Nynaeve abriu a boca, cheia de raiva, e fechou-a de novo, devagar. Elayne compreendia a dificuldade. Nynaeve podia estar odiando Egeanin agora, mas o que as duas fariam com ela? Não estava claro que a mulher cometera crime algum em Tanchico, e de todo modo a Guarda Civil não parecia interessada em nada além de salvar a própria pele. Ela era Seanchan, havia usado sul’dam e damane, mas por outro lado alegava ter soltado a tal Bethamin. Por qual crime elas poderiam puni-la? Por fazer perguntas que elas haviam respondido de bom grado? Por fazê-las se afeiçoarem a ela?

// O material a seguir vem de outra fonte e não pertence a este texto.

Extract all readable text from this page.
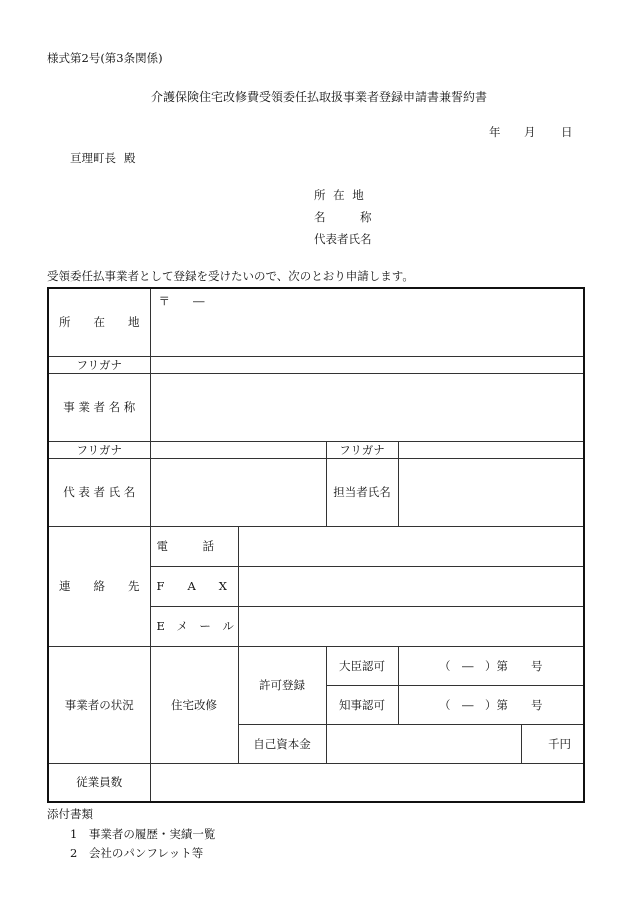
様式第2号(第3条関係)
介護保険住宅改修費受領委任払取扱事業者登録申請書兼誓約書
年 月 日
亘理町長 殿
所 在 地
名　　　称
代表者氏名
受領委任払事業者として登録を受けたいので、次のとおり申請します。
所　　在　　地	〒　　―				
フリガナ					
事 業 者 名 称					
フリガナ			フリガナ		
代 表 者 氏 名			担当者氏名		
連　　絡　　先	電　　　話				
	F　　A　　X				
	E　メ　ー　ル				
事業者の状況	住宅改修	許可登録	大臣認可	（　―　）第　　号	
			知事認可	（　―　）第　　号	
		自己資本金			千円
従業員数					
添付書類
1　事業者の履歴・実績一覧
2　会社のパンフレット等
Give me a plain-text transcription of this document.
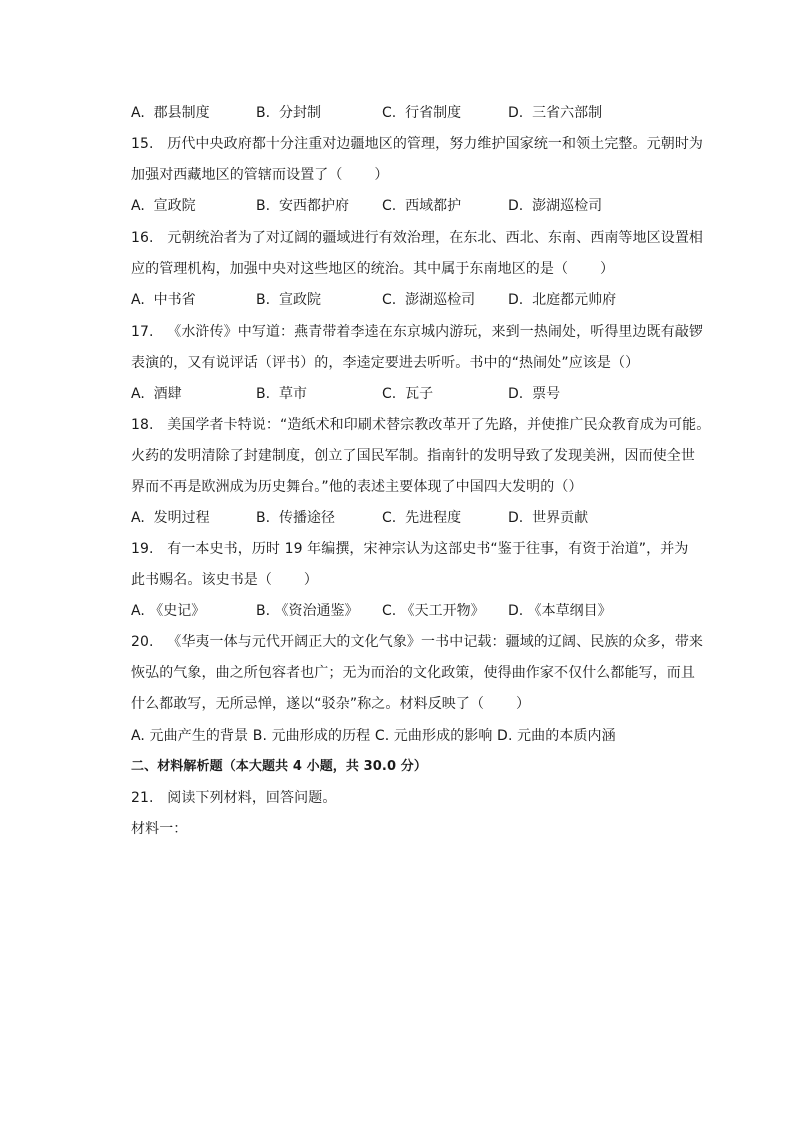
A.  郡县制度	B.  分封制	C.  行省制度	D.  三省六部制
15.   历代中央政府都十分注重对边疆地区的管理，努力维护国家统一和领土完整。元朝时为
加强对西藏地区的管辖而设置了（       ）
A.  宣政院	B.  安西都护府 C.  西域都护	D.  澎湖巡检司
16.   元朝统治者为了对辽阔的疆域进行有效治理，在东北、西北、东南、西南等地区设置相
应的管理机构，加强中央对这些地区的统治。其中属于东南地区的是（       ）
A.  中书省	B.  宣政院	C.  澎湖巡检司 D.  北庭都元帅府
17.   《水浒传》中写道：燕青带着李逵在东京城内游玩，来到一热闹处，听得里边既有敲锣
表演的，又有说评话（评书）的，李逵定要进去听听。书中的“热闹处”应该是（）
A.  酒肆	B.  草市	C.  瓦子	D.  票号
18.   美国学者卡特说：“造纸术和印刷术替宗教改革开了先路，并使推广民众教育成为可能。
火药的发明清除了封建制度，创立了国民军制。指南针的发明导致了发现美洲，因而使全世
界而不再是欧洲成为历史舞台。”他的表述主要体现了中国四大发明的（）
A.  发明过程	B.  传播途径	C.  先进程度	D.  世界贡献
19.   有一本史书，历时 19 年编撰，宋神宗认为这部史书“鉴于往事，有资于治道”，并为
此书赐名。该史书是（       ）
A. 《史记》	B. 《资治通鉴》 C. 《天工开物》 D. 《本草纲目》
20.   《华夷一体与元代开阔正大的文化气象》一书中记载：疆域的辽阔、民族的众多，带来
恢弘的气象，曲之所包容者也广；无为而治的文化政策，使得曲作家不仅什么都能写，而且
什么都敢写，无所忌惮，遂以“驳杂”称之。材料反映了（       ）
A. 元曲产生的背景 B. 元曲形成的历程 C. 元曲形成的影响 D. 元曲的本质内涵
二、材料解析题（本大题共 4 小题，共 30.0 分）
21.   阅读下列材料，回答问题。
材料一：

— Eu queria arrancar o seu couro até você brilhar feito o sol — Nynaeve grunhiu. Abruptamente, virou a cabeça para Domon. — O senhor encontrou as mulheres? Disse que tinha encontrado. Onde? — Ele remexeu os pés e lançou um olhar expressivo por trás da cabeça de Egeanin, as sobrancelhas erguidas e indagativas.
— Não creio que ela seja Amiga das Trevas — disse Elayne quando Nynaeve hesitou.
— E não sou mesmo! — Egeanin disparou um olhar feroz e escandalizado.